Enquanto isso, os debates sobre a flexibilização das patentes continuam na OMC com grandes dificuldades de acertos para avançar com o tema. Prejuízos gerais à vista? Para apresentar uma análise crítica atualizada sobre o tema, convidamos Claudia Chamas, pesquisadora do CDTS/Fiocruz, que preparou um informe especial, que pode ser acessado a partir da pg. 67.
A região da América Latina e Caribe tem avançado de forma muito irregular no processo de imunização. Enquanto países como os Estados Unidos estão praticamente retomando a normalidade, há países na América Central cuja vacinação ainda engatinha. Em 4 de junho aconteceu a Segunda Reunião do Subgrupo Imunizações/Grupo de Saúde PROSUR, com a presença de pontos focais do Brasil, Chile, Colômbia, Equador, Paraguai, Peru e representantes do BID. No dia 11 de junho, foi realizada a XXXIX Reunião de Ministros e Ministros da Saúde da Área Andina, com a presença dos Ministros da Saúde da Bolívia, Chile, Equador e Peru, e Vice-Ministros da Colômbia e Venezuela. No dia 16 de junho, vai ter lugar a XLVIII Reunião de Ministros de Saúde do Mercosul, cuja declaração já está em negociação. Por fim, foi destacado no presente relatório o debate no âmbito do Mercosul a respeito da reabertura das fronteiras entre os países membros bloco.
Diante do aumento de novos casos na África, os Estados-Membros das cinco regiões do CDC África, que compõem a União Africana, vêm concentrando as energias na vacinação da população e na mobilização de parceiros internacionais para o suprimento de vacinas, no fortalecimento dos sistemas nacionais de saúde e na atenção ao próprio processo de integração regional, considerado fundamental para ações conjuntas e coordenadas de resposta à pandemia e seus efeitos econômicos e sociais.
A União Europeia está sob os holofotes desde que os EUA anunciaram apoiar a flexibilização dos direitos de propriedade intelectual na OMC, movimento que agitou ainda mais a agenda internacional.
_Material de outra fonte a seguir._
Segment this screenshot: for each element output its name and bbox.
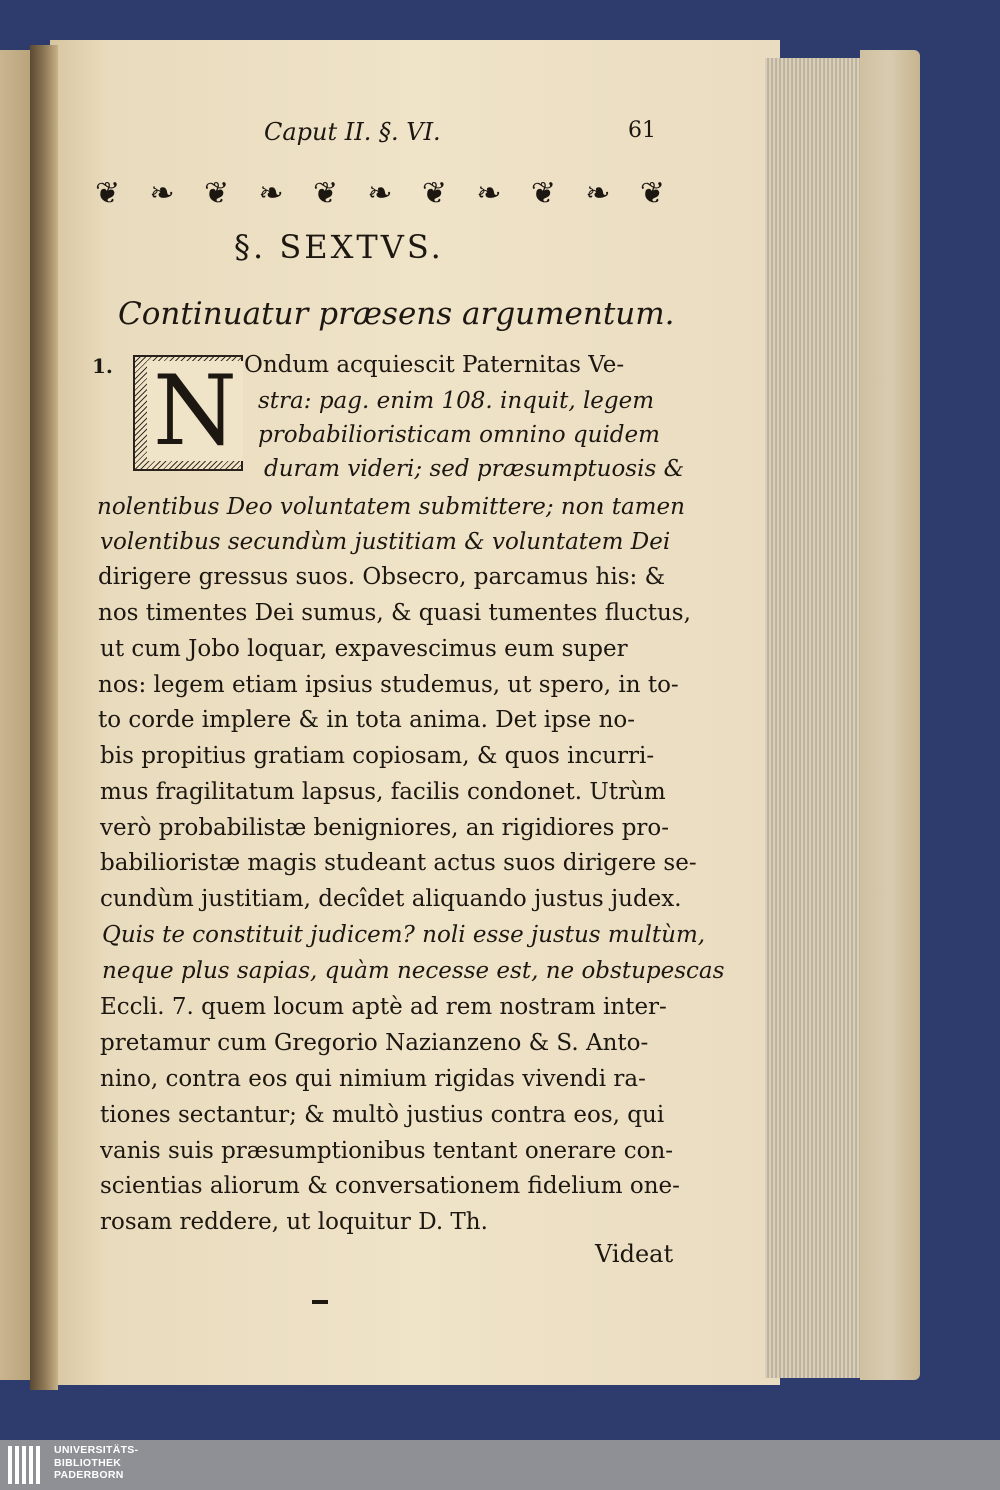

Sua posição é pelo licenciamento voluntário ou compulsório e o bloco está disposto a negociar. A declaração da recente reunião do G7, assinada por Alemanha, Canadá, Estados Unidos, França, Itália, Japão e Reino Unido, fez apenas menções indiretas ao tema. Enquanto isso, a OMS Europa expressa preocupação com a proximidade do verão e o relaxamento das medidas não farmacológicas.
Os Estados Unidos continuam no seu processo de saída lenta e progressiva da pandemia, com avanço das doses de vacinas aplicadas, mas com um número ainda elevado de mortes (600 mil óbitos, o maior número absoluto do mundo). Fez bonito no G7, ao tornar-se o maior doador de doses – ainda que devesse ter pilotado uma resposta mais enérgica do Grupo, mas parece que recuou nas suas posições quanto à flexibilização das patentes nas negociações da OMC.
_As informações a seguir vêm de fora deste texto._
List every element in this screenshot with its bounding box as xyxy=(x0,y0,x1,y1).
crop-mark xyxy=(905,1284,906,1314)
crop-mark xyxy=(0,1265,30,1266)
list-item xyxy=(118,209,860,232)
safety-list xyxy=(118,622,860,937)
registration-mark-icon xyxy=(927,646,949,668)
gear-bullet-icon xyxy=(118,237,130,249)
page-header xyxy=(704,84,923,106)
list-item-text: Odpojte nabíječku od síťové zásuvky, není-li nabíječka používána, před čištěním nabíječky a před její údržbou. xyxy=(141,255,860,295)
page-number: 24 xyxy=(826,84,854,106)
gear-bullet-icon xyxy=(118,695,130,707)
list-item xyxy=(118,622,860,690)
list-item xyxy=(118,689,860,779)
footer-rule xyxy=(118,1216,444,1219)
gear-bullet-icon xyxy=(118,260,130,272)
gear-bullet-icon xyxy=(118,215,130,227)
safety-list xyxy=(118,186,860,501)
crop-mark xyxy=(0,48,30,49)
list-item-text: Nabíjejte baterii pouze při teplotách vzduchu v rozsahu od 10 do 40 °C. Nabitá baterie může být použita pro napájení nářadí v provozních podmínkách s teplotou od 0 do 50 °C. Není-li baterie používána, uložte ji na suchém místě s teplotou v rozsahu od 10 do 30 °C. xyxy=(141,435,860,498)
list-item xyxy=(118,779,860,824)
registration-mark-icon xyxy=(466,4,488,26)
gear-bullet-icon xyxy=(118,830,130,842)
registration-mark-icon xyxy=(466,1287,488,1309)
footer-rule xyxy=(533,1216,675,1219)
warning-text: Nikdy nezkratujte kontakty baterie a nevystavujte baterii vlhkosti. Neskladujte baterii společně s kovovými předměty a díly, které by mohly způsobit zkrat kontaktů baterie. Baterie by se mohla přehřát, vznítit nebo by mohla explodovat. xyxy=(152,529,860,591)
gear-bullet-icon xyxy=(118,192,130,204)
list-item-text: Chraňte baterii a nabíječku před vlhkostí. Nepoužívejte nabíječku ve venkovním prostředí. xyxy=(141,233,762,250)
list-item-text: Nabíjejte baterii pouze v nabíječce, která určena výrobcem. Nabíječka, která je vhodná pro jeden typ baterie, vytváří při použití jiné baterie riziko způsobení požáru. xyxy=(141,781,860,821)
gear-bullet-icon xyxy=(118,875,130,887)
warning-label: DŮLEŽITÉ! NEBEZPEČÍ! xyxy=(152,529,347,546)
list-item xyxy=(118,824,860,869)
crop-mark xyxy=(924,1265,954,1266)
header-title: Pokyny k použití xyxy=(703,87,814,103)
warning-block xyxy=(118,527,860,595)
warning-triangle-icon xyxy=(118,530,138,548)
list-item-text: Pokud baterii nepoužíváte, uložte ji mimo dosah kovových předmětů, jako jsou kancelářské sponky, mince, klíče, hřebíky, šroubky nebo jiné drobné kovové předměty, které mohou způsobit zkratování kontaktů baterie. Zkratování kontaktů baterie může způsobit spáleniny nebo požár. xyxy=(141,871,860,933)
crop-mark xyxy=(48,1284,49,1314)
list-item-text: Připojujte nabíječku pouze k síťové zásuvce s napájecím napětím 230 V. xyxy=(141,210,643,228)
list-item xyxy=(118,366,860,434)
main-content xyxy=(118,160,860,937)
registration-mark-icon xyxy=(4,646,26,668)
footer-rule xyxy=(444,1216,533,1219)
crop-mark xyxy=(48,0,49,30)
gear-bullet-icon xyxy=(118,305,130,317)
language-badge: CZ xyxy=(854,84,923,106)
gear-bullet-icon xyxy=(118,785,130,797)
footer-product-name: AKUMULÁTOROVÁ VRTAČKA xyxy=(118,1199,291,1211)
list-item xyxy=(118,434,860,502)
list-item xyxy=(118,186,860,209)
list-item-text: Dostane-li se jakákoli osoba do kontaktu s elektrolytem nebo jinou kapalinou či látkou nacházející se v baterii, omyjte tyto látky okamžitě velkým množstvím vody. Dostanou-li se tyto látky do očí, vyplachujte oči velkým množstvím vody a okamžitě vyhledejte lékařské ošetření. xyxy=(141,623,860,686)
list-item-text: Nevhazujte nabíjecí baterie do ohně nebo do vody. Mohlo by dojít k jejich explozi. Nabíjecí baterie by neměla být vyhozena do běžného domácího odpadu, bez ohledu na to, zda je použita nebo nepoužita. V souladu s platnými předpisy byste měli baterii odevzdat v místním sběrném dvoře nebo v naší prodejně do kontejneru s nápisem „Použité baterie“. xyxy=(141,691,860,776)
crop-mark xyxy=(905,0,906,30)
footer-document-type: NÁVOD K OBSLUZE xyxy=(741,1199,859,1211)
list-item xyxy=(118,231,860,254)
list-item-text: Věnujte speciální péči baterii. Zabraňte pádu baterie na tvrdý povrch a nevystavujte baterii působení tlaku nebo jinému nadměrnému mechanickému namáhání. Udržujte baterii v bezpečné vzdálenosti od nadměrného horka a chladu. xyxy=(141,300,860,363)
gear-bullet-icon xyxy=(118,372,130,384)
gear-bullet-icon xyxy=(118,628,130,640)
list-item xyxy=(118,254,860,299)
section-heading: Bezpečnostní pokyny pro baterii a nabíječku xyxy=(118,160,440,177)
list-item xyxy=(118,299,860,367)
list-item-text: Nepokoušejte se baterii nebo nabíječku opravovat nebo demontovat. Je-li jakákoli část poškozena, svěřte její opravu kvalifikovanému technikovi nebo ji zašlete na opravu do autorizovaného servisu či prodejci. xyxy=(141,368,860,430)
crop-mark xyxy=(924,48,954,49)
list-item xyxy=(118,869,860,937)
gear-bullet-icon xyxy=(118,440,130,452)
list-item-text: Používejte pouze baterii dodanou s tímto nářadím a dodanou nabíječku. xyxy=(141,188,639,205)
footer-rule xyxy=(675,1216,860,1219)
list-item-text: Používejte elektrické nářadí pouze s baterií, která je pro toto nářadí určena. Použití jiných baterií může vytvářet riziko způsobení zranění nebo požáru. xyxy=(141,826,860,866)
A China, que na reunião do G7 teve o papel Godot, personagem do teatro do absurdo de Beckett, reagiu às muitas admoestações feitas pelos integrantes do grupo. A principal reação talvez trate da inutilidade de reuniões sobre a China sem a China.
Pelo tema que pretende enfrentar, o financiamento da implementação dos ODS, merece destaque o lançamento do Informe 2021 da Sustainable Development Solutions Network (SDSN), liderada por Jeffrey Sachs, no dia 14/06, intitulado Sustainable Development Report 2021: The Decade of Action for the SDGs (https://s3.amazonaws.com/sustainabledevelopment.report/2021/2021-sustainabledevelopment-report.pdf)
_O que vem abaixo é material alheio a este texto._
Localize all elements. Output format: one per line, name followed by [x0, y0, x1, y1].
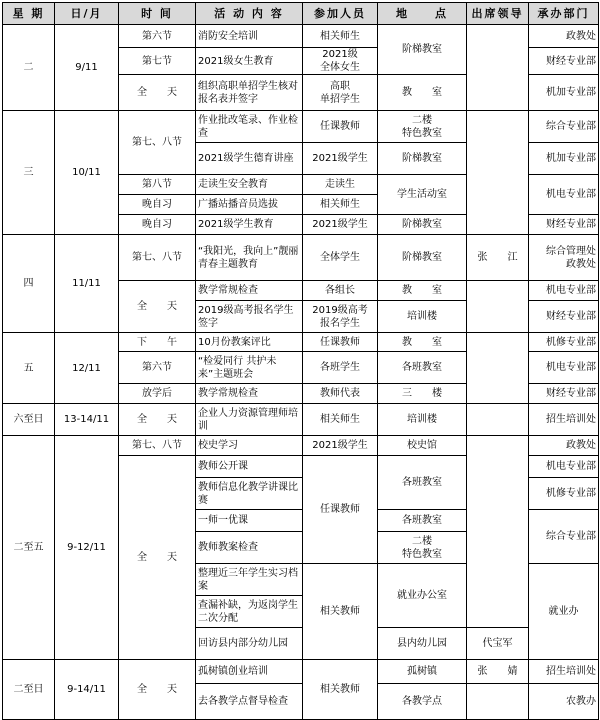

Longa quinzena que passou atropeladamente no tempo político, deixando marcas para o que pode ser a diplomacia da saúde, isto é, o campo das negociações em torno das questões mais relevantes da saúde global nestes tempos de pandemia pela Covid-19.
Esperamos que a leitura deste informe proporcione ao leitor a mesma satisfação que trouxe aos seus autores, profissionais do CRIS/Fiocruz e convidados muito especiais, que participaram da confecção deste Informe. Como sempre, seus comentários e sugestões são muito benvindos.